Republicans swatted down a parade of amendments meant to weaken the bill and other fierce objections from Democrats, who didn't have the votes to stop it. A protest from demonstrators who had previously threatened to descend on the Texas Capitol and voice loud opposition didn't happen, and a long day and evening in the Senate stayed eerily quiet.
Things were different last week, when hundreds of people spent 16-plus hours pleading with a Senate committee not to advance the bill but were ignored in a post-midnight vote that set up Tuesday's floor debate. Republicans muscling the measure toward final approval say it's too urgent to delay.
The term "sanctuary cities" has no legal definition, but Republicans want local police to enforce federal immigration law as part of a larger effort to crack down on criminal suspects who are in the United States illegally. The issue has become contentious in states across the country, especially with Trump promising to withhold federal funds from sanctuary cities, wall off the entire U.S.-Mexico border and impose strict federal immigration policies.
Texas' bill applies to local police forces and law enforcement on college campuses, and seeks to strip authorities of state-controlled grant funding from local jurisdictions that don't hand over immigrants already in custody awaiting possible deportation. It calls for fines for noncompliant counties and even mandates possible jail time for individual police officials who refuse.

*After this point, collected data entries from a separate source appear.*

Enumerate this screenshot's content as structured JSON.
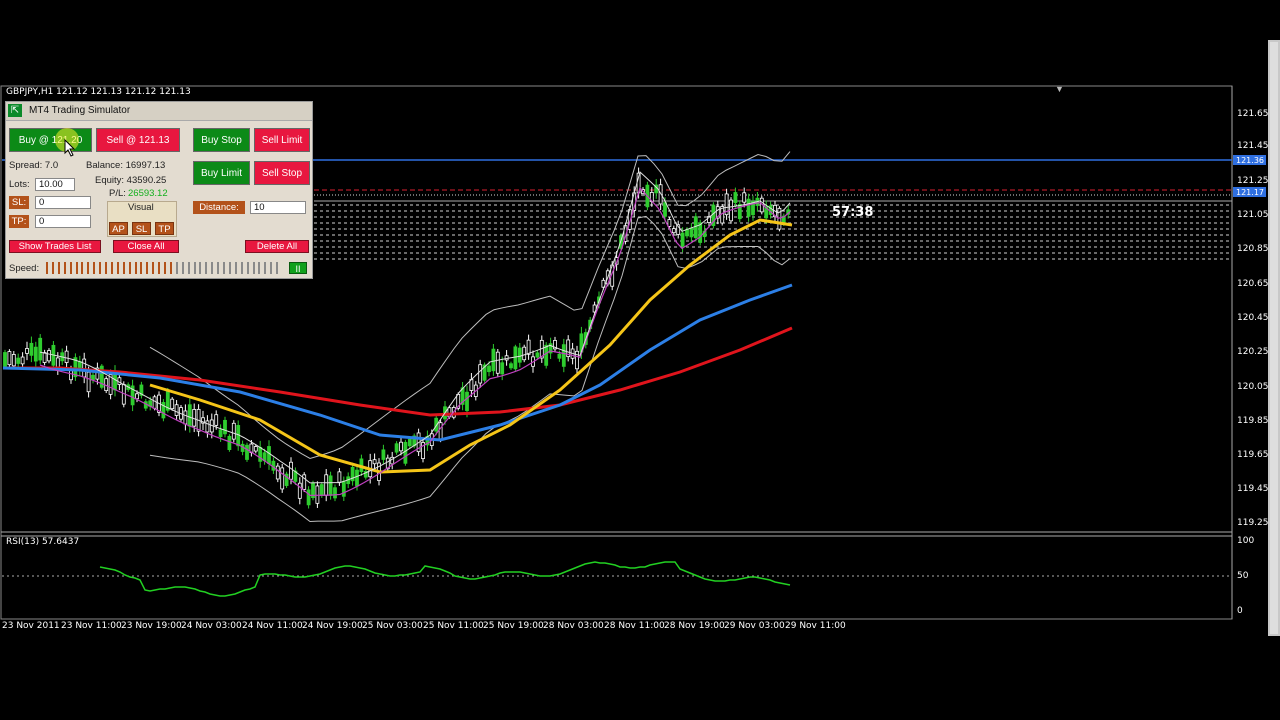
{
  "chart": {
    "symbol_header": "GBPJPY,H1  121.12 121.13 121.12 121.13",
    "countdown": "57:38",
    "indicator_label": "RSI(13) 57.6437",
    "price_labels": [
      "121.65",
      "121.45",
      "121.25",
      "121.05",
      "120.85",
      "120.65",
      "120.45",
      "120.25",
      "120.05",
      "119.85",
      "119.65",
      "119.45",
      "119.25"
    ],
    "highlight_prices": {
      "blue": "121.36",
      "red": "121.17"
    },
    "rsi_levels": [
      "100",
      "50",
      "0"
    ],
    "time_labels": [
      "23 Nov 2011",
      "23 Nov 11:00",
      "23 Nov 19:00",
      "24 Nov 03:00",
      "24 Nov 11:00",
      "24 Nov 19:00",
      "25 Nov 03:00",
      "25 Nov 11:00",
      "25 Nov 19:00",
      "28 Nov 03:00",
      "28 Nov 11:00",
      "28 Nov 19:00",
      "29 Nov 03:00",
      "29 Nov 11:00"
    ],
    "colors": {
      "background": "#000000",
      "bull_candle": "#ffffff",
      "bear_candle": "#2ecc2e",
      "ma_red": "#e0141c",
      "ma_blue": "#2c7fe6",
      "ma_yellow": "#f5c518",
      "rsi": "#22d022"
    }
  },
  "panel": {
    "title": "MT4 Trading Simulator",
    "buy_label": "Buy @ 121.20",
    "sell_label": "Sell @ 121.13",
    "buy_stop": "Buy Stop",
    "sell_limit": "Sell Limit",
    "buy_limit": "Buy Limit",
    "sell_stop": "Sell Stop",
    "spread": "Spread: 7.0",
    "balance": "Balance: 16997.13",
    "equity": "Equity: 43590.25",
    "pl_label": "P/L:",
    "pl_value": "26593.12",
    "lots_label": "Lots:",
    "lots_value": "10.00",
    "sl_label": "SL:",
    "sl_value": "0",
    "tp_label": "TP:",
    "tp_value": "0",
    "visual_label": "Visual",
    "visual_ap": "AP",
    "visual_sl": "SL",
    "visual_tp": "TP",
    "distance_label": "Distance:",
    "distance_value": "10",
    "show_trades": "Show Trades List",
    "close_all": "Close All",
    "delete_all": "Delete All",
    "speed_label": "Speed:",
    "pause_label": "II",
    "speed_fraction": 0.54
  }
}
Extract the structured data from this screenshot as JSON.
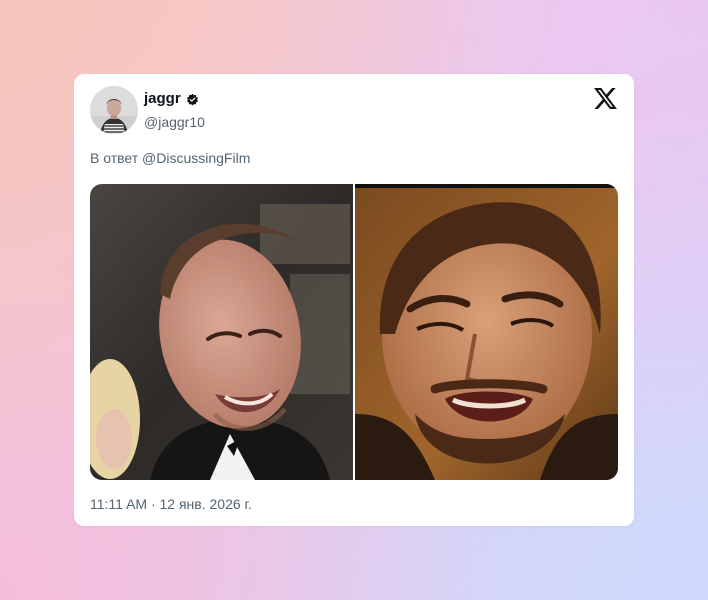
{
  "tweet": {
    "author_name": "jaggr",
    "author_handle": "@jaggr10",
    "reply_to": "В ответ @DiscussingFilm",
    "timestamp": "11:11 AM · 12 янв. 2026 г.",
    "icons": {
      "verified": "verified-badge-icon",
      "platform": "x-logo-icon"
    },
    "media": [
      {
        "description_icon": "laughing-man-photo"
      },
      {
        "description_icon": "laughing-man-photo"
      }
    ]
  },
  "colors": {
    "text_primary": "#0f1419",
    "text_secondary": "#536471",
    "card_background": "#ffffff"
  }
}
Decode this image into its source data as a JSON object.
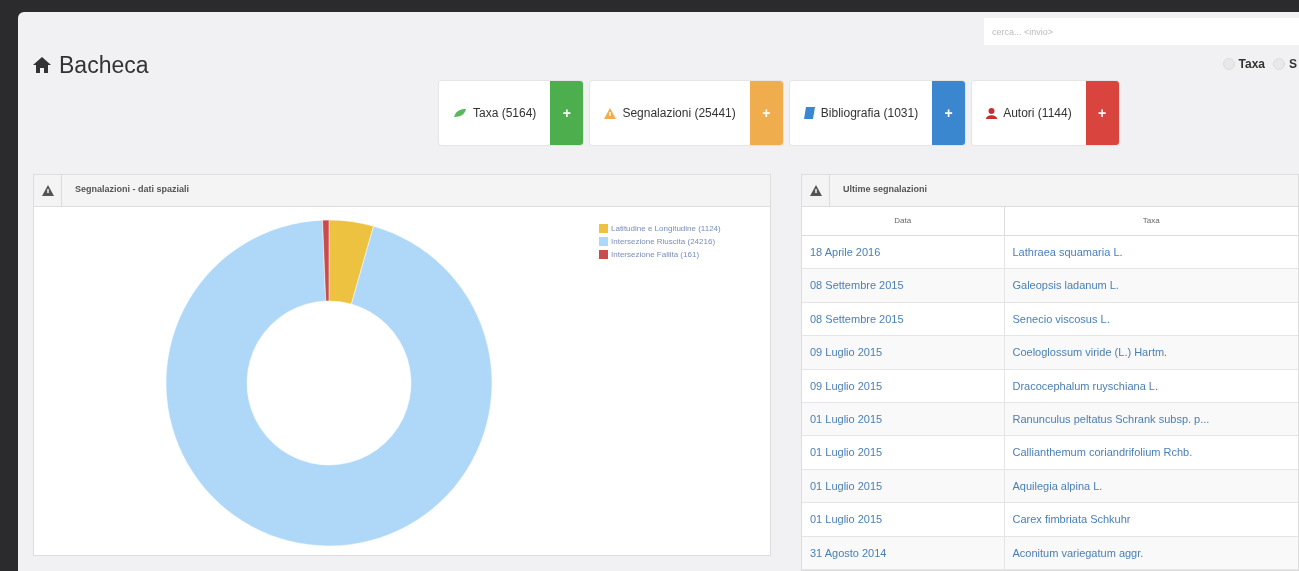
{
  "page_title": "Bacheca",
  "search": {
    "placeholder": "cerca... <invio>"
  },
  "search_scope": [
    {
      "label": "Taxa",
      "selected": false
    },
    {
      "label": "S",
      "selected": false
    }
  ],
  "stats": [
    {
      "kind": "taxa",
      "label": "Taxa (5164)",
      "plus": "+",
      "color": "#4cae4c"
    },
    {
      "kind": "warning",
      "label": "Segnalazioni (25441)",
      "plus": "+",
      "color": "#f0ad4e"
    },
    {
      "kind": "book",
      "label": "Bibliografia (1031)",
      "plus": "+",
      "color": "#3a87cf"
    },
    {
      "kind": "user",
      "label": "Autori (1144)",
      "plus": "+",
      "color": "#d9443f"
    }
  ],
  "spatial_panel": {
    "title": "Segnalazioni - dati spaziali",
    "chart_data": {
      "type": "donut",
      "categories": [
        "Latitudine e Longitudine (1124)",
        "Intersezione Riuscita (24216)",
        "Intersezione Fallita (161)"
      ],
      "values": [
        1124,
        24216,
        161
      ],
      "colors": [
        "#edc240",
        "#afd8f8",
        "#cb4b4b"
      ]
    }
  },
  "latest_panel": {
    "title": "Ultime segnalazioni",
    "columns": [
      "Data",
      "Taxa"
    ],
    "rows": [
      {
        "date": "18 Aprile 2016",
        "taxon": "Lathraea squamaria L."
      },
      {
        "date": "08 Settembre 2015",
        "taxon": "Galeopsis ladanum L."
      },
      {
        "date": "08 Settembre 2015",
        "taxon": "Senecio viscosus L."
      },
      {
        "date": "09 Luglio 2015",
        "taxon": "Coeloglossum viride (L.) Hartm."
      },
      {
        "date": "09 Luglio 2015",
        "taxon": "Dracocephalum ruyschiana L."
      },
      {
        "date": "01 Luglio 2015",
        "taxon": "Ranunculus peltatus Schrank subsp. p..."
      },
      {
        "date": "01 Luglio 2015",
        "taxon": "Callianthemum coriandrifolium Rchb."
      },
      {
        "date": "01 Luglio 2015",
        "taxon": "Aquilegia alpina L."
      },
      {
        "date": "01 Luglio 2015",
        "taxon": "Carex fimbriata Schkuhr"
      },
      {
        "date": "31 Agosto 2014",
        "taxon": "Aconitum variegatum aggr."
      }
    ]
  }
}
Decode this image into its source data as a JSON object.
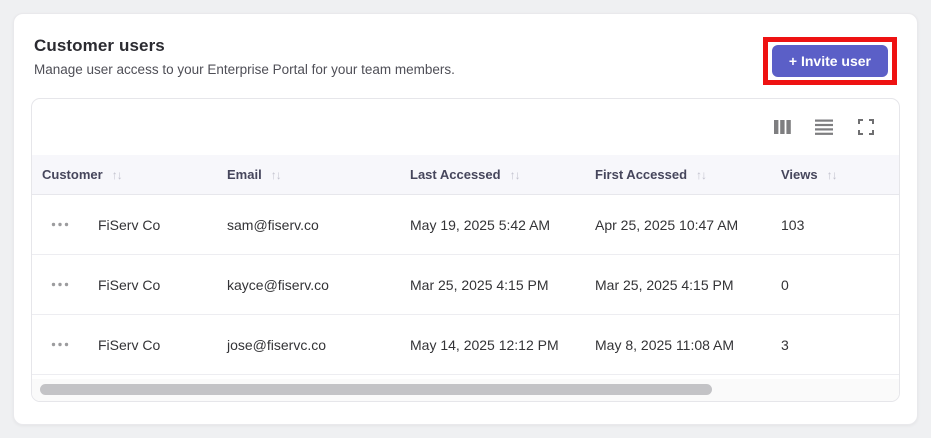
{
  "page": {
    "title": "Customer users",
    "subtitle": "Manage user access to your Enterprise Portal for your team members."
  },
  "actions": {
    "invite_label": "+ Invite user"
  },
  "icons": {
    "sort": "↑↓",
    "row_menu": "•••"
  },
  "colors": {
    "accent": "#5b5fc7",
    "annotation_highlight": "#ee1212",
    "header_bg": "#f7f7fb"
  },
  "table": {
    "columns": [
      {
        "label": "Customer",
        "sortable": true
      },
      {
        "label": "Email",
        "sortable": true
      },
      {
        "label": "Last Accessed",
        "sortable": true
      },
      {
        "label": "First Accessed",
        "sortable": true
      },
      {
        "label": "Views",
        "sortable": true
      }
    ],
    "rows": [
      {
        "customer": "FiServ Co",
        "email": "sam@fiserv.co",
        "last_accessed": "May 19, 2025 5:42 AM",
        "first_accessed": "Apr 25, 2025 10:47 AM",
        "views": "103"
      },
      {
        "customer": "FiServ Co",
        "email": "kayce@fiserv.co",
        "last_accessed": "Mar 25, 2025 4:15 PM",
        "first_accessed": "Mar 25, 2025 4:15 PM",
        "views": "0"
      },
      {
        "customer": "FiServ Co",
        "email": "jose@fiservc.co",
        "last_accessed": "May 14, 2025 12:12 PM",
        "first_accessed": "May 8, 2025 11:08 AM",
        "views": "3"
      }
    ]
  }
}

Supporters say local law enforcement agencies must enforce the law. Bill sponsor Sen. Charles Perry, a Republican from Lubbock in West Texas, blamed some of the opposition to the bill on "fear mongering" and read a list of people from Texas who were killed by immigrants in the country illegally.
"This is not a deportation bill," Perry said. "My bill doesn't affect those (immigrants) who are here, working and feeding their families as long as they don't break the law."
But opponents say it opens the door to discrimination and intimidation.
Although some law enforcement groups support the proposal, many individual sheriffs and police chiefs in heavily Democratic areas have long opposed enforcing federal immigration law, warning it will make their jobs harder if immigrant communities, including crime victims and witnesses, become afraid of police. Perry countered that his bill bars police from asking victims and witnesses about their immigration status.
"Police across our state say this will make our state more unsafe," said Sen. John Whitmire, a Houston Democrat. "Asking `Where you from?' is synonymous with (racial) profiling on the streets of Texas."
Although most local jails do cooperate, the debate has found a lightning rod in Travis County Sheriff Sally Hernandez, a Democrat from Austin. Hernandez campaigned on the issue and has said her jails will only honor immigration holds on murder, aggravated sexual assault and human trafficking cases, a policy Abbott has called a threat to public safety.
Hernandez's position contrasts that of her predecessor, who had allowed federal officials to use the jail to locate and detain immigrants suspected of being in the country illegally for possible deportation. Abbott has ordered the state to withhold nearly $1.5 million from Travis County, which also supported projects such as family violence education and a special court for veterans.
Abbott, meanwhile, has gone further on the issue than Trump or his state Legislature's sanctuary cities bill, saying he'd like to remove from office locally elected officials who refuse to comply with federal immigration requests.
Fights elsewhere in Texas could already be brewing. Dallas County commissioners on Tuesday approved a nonbinding resolution calling immigrants in the country illegally "integral members to our community" while directing local police to "end nonessential collaborations" with federal immigration authorities.